I recognize that there are other Stakeholders, such as the Professors themselves and the corporations that provide research grants. Those should be considerations as well.

But, I would argue, that great student experiences contribute to strong alumni relations which contribute to alumni giving and can be a basis for endowments and grants.

Great student experiences contribute often to word of mouth growth, enrollment, even rankings (for those universities that care about them).

My point is: technology shifts can be viewed only as threats when the old ways are retained for their own sake rather than reframing first on the Customer: what benefits students.

So back to AI: if a student cares so little about their educational experience (and I believe there probably are quite a bit of those who get a free ride from their parents) then they will dial it in with generative AI. But that's not any different from them going to a website and asking someone else to write the paper for them.

Removing the in-person lecture environment in favor of smaller, more interactive groups with professors and graduate students doesn't enable the unmotivated student from choosing to not attend an in-person lecture.

To me, it is far better to design for the happy path -- the motivated student -- and design around a better instructional experience, one that makes the student feel they got more than their money's worth.

To properly tackle the challenge and promise of AI means resetting the goals and fixing eyes on the prize: students who learn.

Once we have that perspective, the design space opens up, and I'd love to hear from you what you think those could be.

Here are some spitball ideas (but I think following Product principles could be a real unlock):

  1. Generative AI that provides an instructional experience -- asking questions, reviewing answers -- based on a given lecture. Think of it as the personal tutor...even better if capturing the star lecturer's tone, voice, and humor!
  2. Generative AI that responds to student writing (writing is important), and is also able to detect and challenge writing that was entirely unoriginal and copied and pasted; instead, it provides critical thinking to ask questions about the quality of the writing.
  3. AI which can help foster real time discussion and collaboration with the professor (or perhaps on occasion, the agenic version of the professor)
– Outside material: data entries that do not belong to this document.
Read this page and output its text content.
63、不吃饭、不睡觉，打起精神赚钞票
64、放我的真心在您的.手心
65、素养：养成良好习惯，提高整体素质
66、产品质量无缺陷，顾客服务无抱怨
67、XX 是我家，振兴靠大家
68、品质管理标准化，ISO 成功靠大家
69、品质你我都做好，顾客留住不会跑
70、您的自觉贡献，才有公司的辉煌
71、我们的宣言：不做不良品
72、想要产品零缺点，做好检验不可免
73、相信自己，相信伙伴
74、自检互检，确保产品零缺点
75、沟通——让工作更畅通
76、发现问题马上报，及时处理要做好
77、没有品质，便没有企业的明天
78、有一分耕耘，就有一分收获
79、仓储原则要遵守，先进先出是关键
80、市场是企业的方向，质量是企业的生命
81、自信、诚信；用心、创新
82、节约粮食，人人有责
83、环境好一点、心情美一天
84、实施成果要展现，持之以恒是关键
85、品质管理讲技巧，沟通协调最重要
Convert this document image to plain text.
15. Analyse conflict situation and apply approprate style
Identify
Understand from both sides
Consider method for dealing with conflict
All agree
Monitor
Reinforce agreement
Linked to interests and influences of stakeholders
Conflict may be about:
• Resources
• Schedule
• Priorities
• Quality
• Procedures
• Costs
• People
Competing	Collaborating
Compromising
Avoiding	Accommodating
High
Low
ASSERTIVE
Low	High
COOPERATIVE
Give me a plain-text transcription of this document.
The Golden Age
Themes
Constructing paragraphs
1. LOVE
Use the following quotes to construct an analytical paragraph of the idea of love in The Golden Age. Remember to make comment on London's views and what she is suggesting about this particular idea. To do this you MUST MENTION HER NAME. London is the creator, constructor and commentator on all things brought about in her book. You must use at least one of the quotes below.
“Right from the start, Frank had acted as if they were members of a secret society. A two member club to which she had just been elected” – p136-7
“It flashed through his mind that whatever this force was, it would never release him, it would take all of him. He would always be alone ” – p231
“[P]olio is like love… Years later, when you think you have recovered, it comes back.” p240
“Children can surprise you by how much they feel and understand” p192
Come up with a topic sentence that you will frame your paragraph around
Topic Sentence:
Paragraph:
On the topic of student writing: I wish I could write as well as many college students write on Twitter or on their own blog.

I think that this social model of writing content makes students better writers, thinkers, and more importantly helps to launch them into the world of ideas.

Are there risks?

Yes, and I think there should be a way to protect students from bad ideas haunting them for the rest of their life. After all, college should be a time for them to explore bad ideas, even things that can potentially seem horrific twenty years later when they are candidates for the Supreme Court.

There are things that can enable both a form of social discourse and self-sovereignty over the content in a world where everything lives forever on the Internet.

But that's a digression worth discussing later.

Right now, the focus is on AI to make a much better learning experience, and I think this can be done with the right framing.